I'm sorry for the crack den comment. You have a lovely apartment.
Wow my backseat really seemed a lot bigger when we were 16
i asked why he had a giant piece of popcorn duct taped to his head and he said "No, it's actually part of my neck." so no, i didn't fuck him.
remember earlier when I said I was over sex with random boys? take it back take it back take it back
She thinks she's a fairy, dude. A real fucking fairy with wings and shit.
He said he has something to give me... I swear to God if it's a joint or a framed picture of his penis i'm going to kill him
I can't break up with him, I ran the math. Taking into account his 7 inch penis and the standard deviation from average, almost 90% of guys should have a smaller penis than he does.
Really? Penis math? This is why guys shouldn't date female engineers.

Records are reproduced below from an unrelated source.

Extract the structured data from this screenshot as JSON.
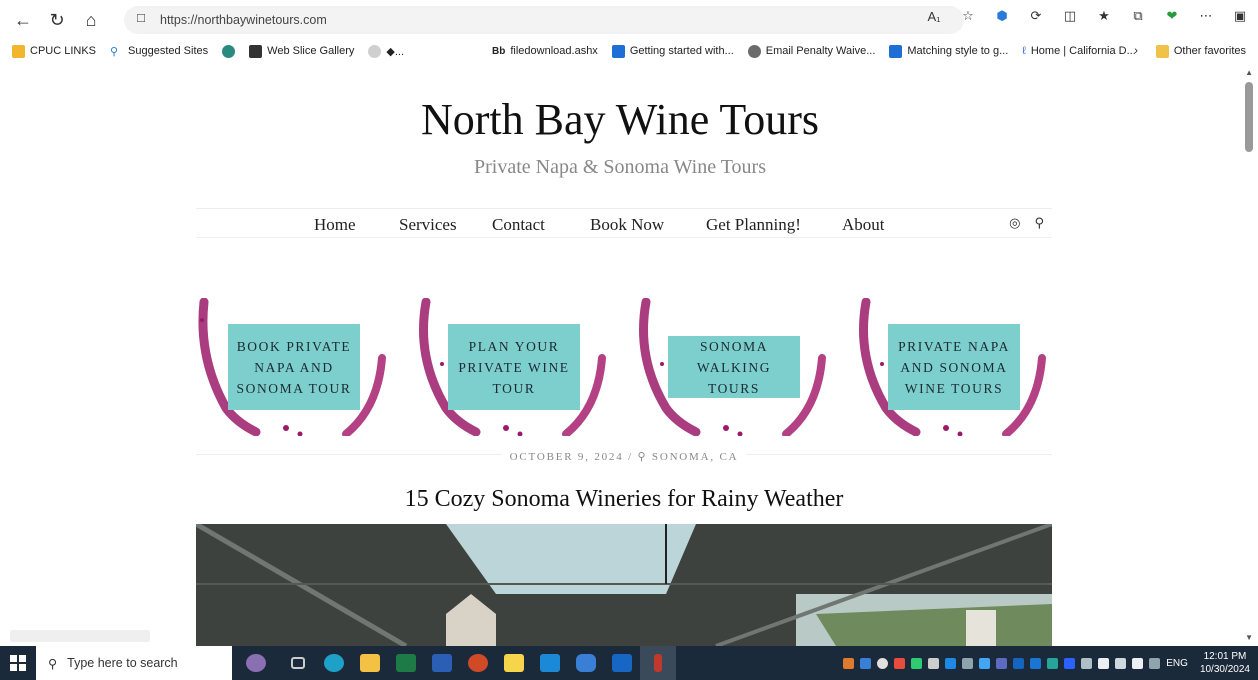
{
  "browser": {
    "url": "https://northbaywinetours.com",
    "favorites": [
      {
        "label": "CPUC LINKS",
        "color": "#f1b52e"
      },
      {
        "label": "Suggested Sites",
        "color": "#2a7ad9"
      },
      {
        "label": "",
        "color": "#2b8a7f"
      },
      {
        "label": "Web Slice Gallery",
        "color": "#333333"
      },
      {
        "label": "◆...",
        "color": "#cfcfcf"
      },
      {
        "label": "filedownload.ashx",
        "color": "#111111",
        "prefix": "Bb"
      },
      {
        "label": "Getting started with...",
        "color": "#1d6fd6"
      },
      {
        "label": "Email Penalty Waive...",
        "color": "#6b6b6b"
      },
      {
        "label": "Matching style to g...",
        "color": "#1d6fd6"
      },
      {
        "label": "Home | California D...",
        "color": "#3a6ed0"
      }
    ],
    "other_favorites": "Other favorites"
  },
  "site": {
    "title": "North Bay Wine Tours",
    "tagline": "Private Napa & Sonoma Wine Tours",
    "menu": [
      "Home",
      "Services",
      "Contact",
      "Book Now",
      "Get Planning!",
      "About"
    ],
    "promos": [
      {
        "line1": "BOOK PRIVATE",
        "line2": "NAPA AND",
        "line3": "SONOMA TOUR"
      },
      {
        "line1": "PLAN YOUR",
        "line2": "PRIVATE WINE",
        "line3": "TOUR"
      },
      {
        "line1": "SONOMA",
        "line2": "WALKING TOURS",
        "line3": ""
      },
      {
        "line1": "PRIVATE NAPA",
        "line2": "AND SONOMA",
        "line3": "WINE TOURS"
      }
    ],
    "post": {
      "date": "OCTOBER 9, 2024",
      "location": "SONOMA, CA",
      "title": "15 Cozy Sonoma Wineries for Rainy Weather"
    }
  },
  "taskbar": {
    "search_placeholder": "Type here to search",
    "lang": "ENG",
    "time": "12:01 PM",
    "date": "10/30/2024"
  }
}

I just farted in the bathroom and the guy in the stall next to me started gagging. Its a beauitful day
Vaguely remember? You pushed George and two other fellas out the way to hug me, screamed gandalf before chugging your beer and smashing the bottle on the floor. I lolled.
Ahh, 151. Think of it this way: it took one shot to get you buzzed, I took eight. I may or may not have broken a tv with my skull that night and met someone's parents naked and hungover the next morning.
Jesus Christ. If I were a normal sex-having person, I'd think I was knocked up. I'm cycling through emotions like I'm in a decathlon to crazy.
why is there blood on my car? and are we still friends?
Well I took a spicy wing shit in a field this morning.
Spent tonight painting strippers in camo.
This can only be settled by a dance off.